Given the Co Down man’s poor starts in the majors this year — he shot 72-73 at Augusta, blew up with an opening 78 in the US Open, and then soared to five over after six holes in The Open — it might appear that his desire to end that three-year major drought is getting to him.

Far from it, McIlroy insisted yesterday.

After a season curtailed by a rib injury and a complete change of equipment and golf ball, he comes to a venue where he has two wins and four top tens from seven starts insisting he has no sense of urgency, just a desire to play his normal game.

“I definitely don’t want to be in the mindset this week of wanting to make any type of statement or go out and prove myself,” McIlroy said.

“I’m past that point.
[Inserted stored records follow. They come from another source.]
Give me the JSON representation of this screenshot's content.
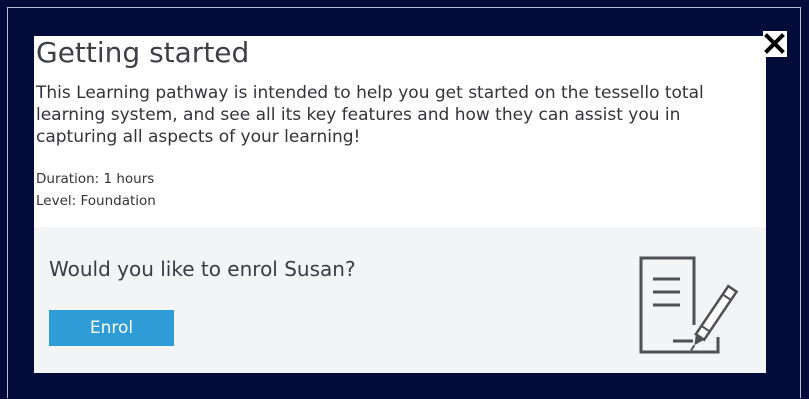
{
  "modal": {
    "title": "Getting started",
    "description": "This Learning pathway is intended to help you get started on the tessello total learning system, and see all its key features and how they can assist you in capturing all aspects of your learning!",
    "duration": "Duration: 1 hours",
    "level": "Level: Foundation"
  },
  "enrol": {
    "question": "Would you like to enrol Susan?",
    "button_label": "Enrol"
  },
  "icons": {
    "close": "close-icon",
    "document": "document-pen-icon"
  },
  "colors": {
    "backdrop": "#020b3a",
    "accent": "#2e9cd6",
    "panel": "#f3f4f6"
  }
}
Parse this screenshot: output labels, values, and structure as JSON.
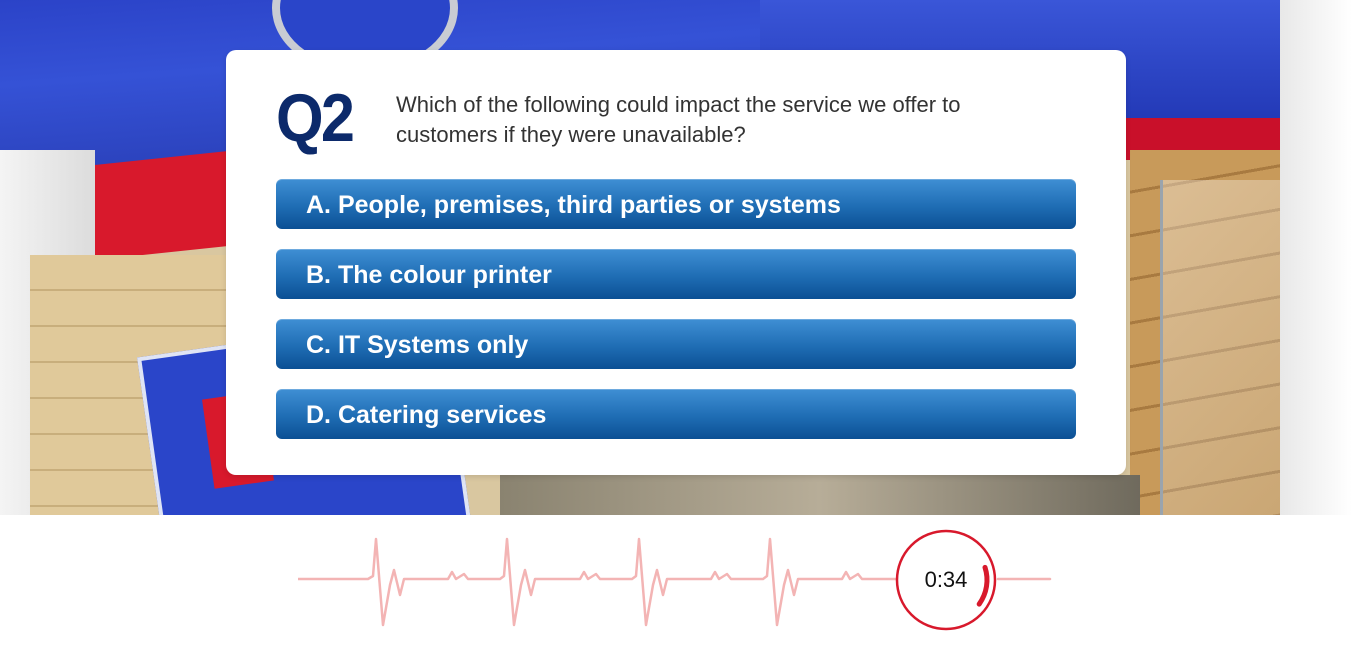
{
  "question": {
    "number": "Q2",
    "text": "Which of the following could impact the service we offer to customers if they were unavailable?",
    "answers": [
      {
        "label": "A. People, premises, third parties or systems"
      },
      {
        "label": "B. The colour printer"
      },
      {
        "label": "C. IT Systems only"
      },
      {
        "label": "D. Catering services"
      }
    ]
  },
  "timer": {
    "display": "0:34",
    "remaining_fraction": 0.15,
    "ring_color": "#d8192c"
  },
  "colors": {
    "brand_navy": "#0c2a6b",
    "button_blue": "#1f6db4",
    "pulse_line": "#f3b4b4"
  }
}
I’ve proven myself enough over the last nine years of my career.

“Obviously I wouldn’t have won as much as I would have liked this year, and there’s been a few components to that, injury-wise, changing equipment and stuff. It has been a bit of a transitional year.
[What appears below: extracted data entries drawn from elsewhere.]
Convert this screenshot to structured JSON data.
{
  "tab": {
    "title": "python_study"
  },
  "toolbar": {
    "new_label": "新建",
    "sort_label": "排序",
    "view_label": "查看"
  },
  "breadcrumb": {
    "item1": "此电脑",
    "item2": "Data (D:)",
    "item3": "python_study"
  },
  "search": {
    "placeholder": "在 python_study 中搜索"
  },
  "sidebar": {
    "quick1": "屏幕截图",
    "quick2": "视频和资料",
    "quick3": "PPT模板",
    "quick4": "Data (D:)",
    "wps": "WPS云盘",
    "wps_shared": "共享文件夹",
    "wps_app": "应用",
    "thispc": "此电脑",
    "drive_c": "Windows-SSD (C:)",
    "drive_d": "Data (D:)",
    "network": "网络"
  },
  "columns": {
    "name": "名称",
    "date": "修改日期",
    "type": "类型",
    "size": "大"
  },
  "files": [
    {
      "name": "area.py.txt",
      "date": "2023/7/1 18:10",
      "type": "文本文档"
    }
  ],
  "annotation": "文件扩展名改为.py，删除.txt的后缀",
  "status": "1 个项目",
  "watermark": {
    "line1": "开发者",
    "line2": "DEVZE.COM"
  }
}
“But I feel like everything’s settled and my health is pretty much where it needs to be. So no, I just want to go out there and play well this week.
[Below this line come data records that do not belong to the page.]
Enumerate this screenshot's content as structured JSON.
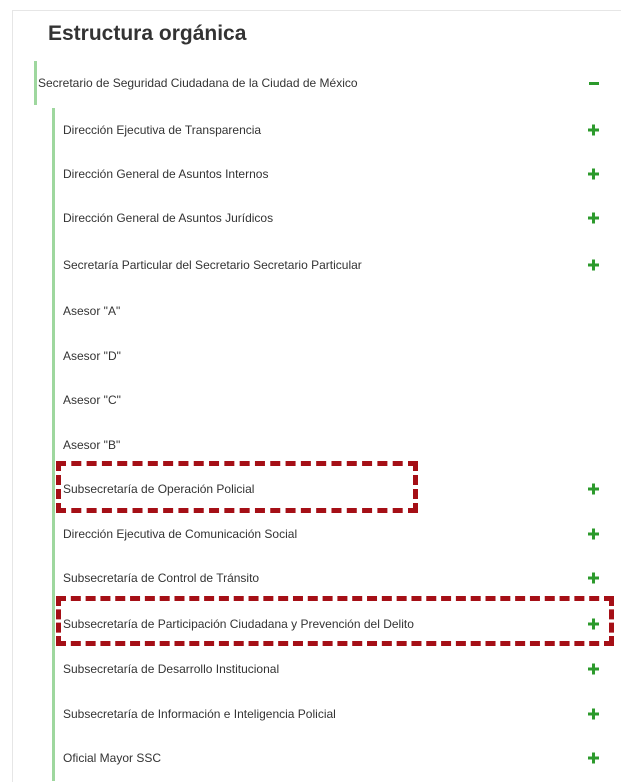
{
  "title": "Estructura orgánica",
  "root": {
    "label": "Secretario de Seguridad Ciudadana de la Ciudad de México",
    "expanded_icon": "minus-icon"
  },
  "children": [
    {
      "label": "Dirección Ejecutiva de Transparencia",
      "expandable": true
    },
    {
      "label": "Dirección General de Asuntos Internos",
      "expandable": true
    },
    {
      "label": "Dirección General de Asuntos Jurídicos",
      "expandable": true
    },
    {
      "label": "Secretaría Particular del Secretario Secretario Particular",
      "expandable": true
    },
    {
      "label": "Asesor \"A\"",
      "expandable": false
    },
    {
      "label": "Asesor \"D\"",
      "expandable": false
    },
    {
      "label": "Asesor \"C\"",
      "expandable": false
    },
    {
      "label": "Asesor \"B\"",
      "expandable": false
    },
    {
      "label": "Subsecretaría de Operación Policial",
      "expandable": true
    },
    {
      "label": "Dirección Ejecutiva de Comunicación Social",
      "expandable": true
    },
    {
      "label": "Subsecretaría de Control de Tránsito",
      "expandable": true
    },
    {
      "label": "Subsecretaría de Participación Ciudadana y Prevención del Delito",
      "expandable": true
    },
    {
      "label": "Subsecretaría de Desarrollo Institucional",
      "expandable": true
    },
    {
      "label": "Subsecretaría de Información e Inteligencia Policial",
      "expandable": true
    },
    {
      "label": "Oficial Mayor SSC",
      "expandable": true
    }
  ],
  "colors": {
    "accent_green": "#2c9a2c",
    "tree_line": "#9ed79e",
    "highlight_red": "#a50f16"
  }
}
“It’s a golf course I’ve played well on before. But I’m definitely not going out there to try to prove anything to anyone. I just want to go out and play my game, and hopefully, that will be good enough.”

Just two and a half years ago, McIlroy went to Augusta National hoping to win the 2015 Masters and complete the career Grand Slam. Instead, victory went to a 21-year old Spieth, who is now just one major away from beating McIlroy to the punch.

While he was a 20-1 shot for The Open, McIlroy is the 7-1 favourite this week following his share of fourth behind Spieth at Royal Birkdale and his tie for fourth after a driving exhibition in the WGC-Bridgestone Invitational in Akron.

“I told you those odds wouldn’t last long,” McIlroy joked last night.

“My form is better coming into this event than it was going into the Open obviously coming off the back of a couple of missed cuts. I’m coming off the back of a couple of top fives; things are a bit different than they were a couple of weeks ago.”

McIlroy has huge admiration for Spieth, lauding the 24-year-old Texan’s ability to pull off wins when all looks lost.

“He has got that knack,” he said. “I call it resilience. I don’t know if there’s a better word to describe what it is that he has.

“But he has got this resilience where he gets himself in positions in tournaments where you don’t think he can come back from, and he does. It’s awfully impressive.

“It’s a mental thing. You can stand and hit the shots that he was hitting for those last five holes at The Open on the range, no problem.

“But being able to do it under those circumstances, under the pressure, that’s what makes him so good, being in those situations.

“Resilience, mentally tough, strong, whatever you want to call it. That’s his biggest asset. Being able to forget about a bad shot and move on to the next one, that’s his greatest weapon.”

McIlroy was too modest to single out his own greatest asset but having come back from slumps several times in his career already, he admitted that his self-belief is what gives him most confidence.

“I’ve never lost faith,” he said when asked his greatest strength. “I think my belief. I have always believed in my own ability from day one. And I still do.”

When Spieth won the Masters in 2015, McIlroy reacted by winning the WGC-Cadillac Matchplay before going on to win at Quail Hollow for the second time, shooting a course-record equalling 61 en route to a seven-shot win.

He said back then that he wanted to make a statement to the world and prove he was the true world No 1.

While much has been said in the build up about his erratic wedge play, McIlroy decided after his first practice round to take out his 52-degree wedge and put in a three-iron on a 7,600-yard course that’s playing longer than ever following a course redesign and recent heavy rains.

“Short irons and wedges are the big thing I have been focussing on but in saying that, the golf course is playing so long I don’t think we are going to have many short irons and wedges this week,” McIlroy said on his decision to go from four wedges to three.

“I changed yesterday when I saw I needed the three-iron in the bag for that sixth hole (249 yards), which is a long par-three.

“I played 18 holes yesterday, and I hit seven-iron on the first, eight-iron on the second, seven-iron on the third, six-iron on the fourth, eight-iron on the fifth.

“So there are really no wedges there and on the longer holes, you are hitting three and four irons.”